Ник Хоакин - Избранное
Но на исходе луны он снова приехал в хижину, суровый, ожесточенный, как когда-то в баталиях, когда палил по врагу из мушкета. Он заглянул в жилище, где провел столько дней и ночей в раздумьях, но не почувствовал сожаленья — скорее, растерянность, осознав вдруг, что самопознанье было не меньшей нелепостью, чем пресловутая святость, — еще один маскарад, еще одна маска. Уход от иллюзий был тоже иллюзией, а хижина — тесной раковиной, старой кожей, которую надобно сбросить, отринуть — как затерянный остров, как монастырь, как дублет и шляпу с пером. Келья показалась ему темницей, и он, не в силах смотреть на нее, углубился в лес и спустился к реке, к доброй бурой реке, что играла с ним в детстве и одарила первой любовью. Водная гладь под порывами ветра морщилась рябью, сверкавшею серебром во тьме новолунья. Ночь была черной, глухой, как страна летучих мышей у верховьев. Сколь же мудры летучие мыши, подумал архиепископ, если отринули свет и возлюбили более тьму, когда целый мир, сбросив маски, лежит в беззащитном целомудрии сна. Но он проповедовал Свет, что рядит, а не Тьму, что срывает покровы, раскрывая тайны на ложе любви или в сонном полубреду. Только летучие мыши видели мир во всей наготе.

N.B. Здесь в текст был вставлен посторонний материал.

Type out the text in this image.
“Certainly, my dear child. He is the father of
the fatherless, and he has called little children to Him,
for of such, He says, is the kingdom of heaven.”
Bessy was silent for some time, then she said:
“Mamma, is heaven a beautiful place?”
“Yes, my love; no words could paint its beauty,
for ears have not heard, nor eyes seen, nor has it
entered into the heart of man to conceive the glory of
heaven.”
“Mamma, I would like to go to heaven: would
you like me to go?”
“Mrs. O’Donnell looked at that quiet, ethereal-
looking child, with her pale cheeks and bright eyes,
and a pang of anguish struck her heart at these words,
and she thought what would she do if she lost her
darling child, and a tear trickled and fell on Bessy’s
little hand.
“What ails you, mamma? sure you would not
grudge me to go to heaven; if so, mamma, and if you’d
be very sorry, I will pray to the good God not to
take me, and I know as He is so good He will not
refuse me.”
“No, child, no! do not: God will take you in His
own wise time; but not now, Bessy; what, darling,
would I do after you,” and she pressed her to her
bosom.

Размышляя над замысловатой метафорой, он вдруг почувствовал, что женщина рядом, и, подняв взгляд, увидел ее без вуали: прелестное личико омрачено печалью, длинные пряди окутали стан и вьются по ветру и цветы украшают прическу.
Они молча смотрели друг другу в глаза.
— Готов ли мой господин? — едва слышно спросила она.
— Да, Херонима, я готов, — отозвался он так же тихо и непреклонно.
Она озадаченно промолчала, но он не добавил ни слова — лишь улыбнулся.
— Что ж, пора? — сказала она.
— Да — тебе. Но сперва ты вернешь мне кольцо.
Теперь и она улыбалась и, придвинувшись ближе, подняла прелестное личико.
— Кольцо, мой господин?
— Лес окружен, Херонима. Здесь солдаты. Мне стоит только подать им знак.
Она рассмеялась:
— Солдаты? Так ты собрал все королевское войско ради одной слабой женщины и крохотного колечка?
— Отдай мне кольцо, Херонима. Все равно ты отдашь его мне, хочешь ты этого или нет.
Она подержала кольцо на ладони.
— Это оно так смущает Ваше преосвященство?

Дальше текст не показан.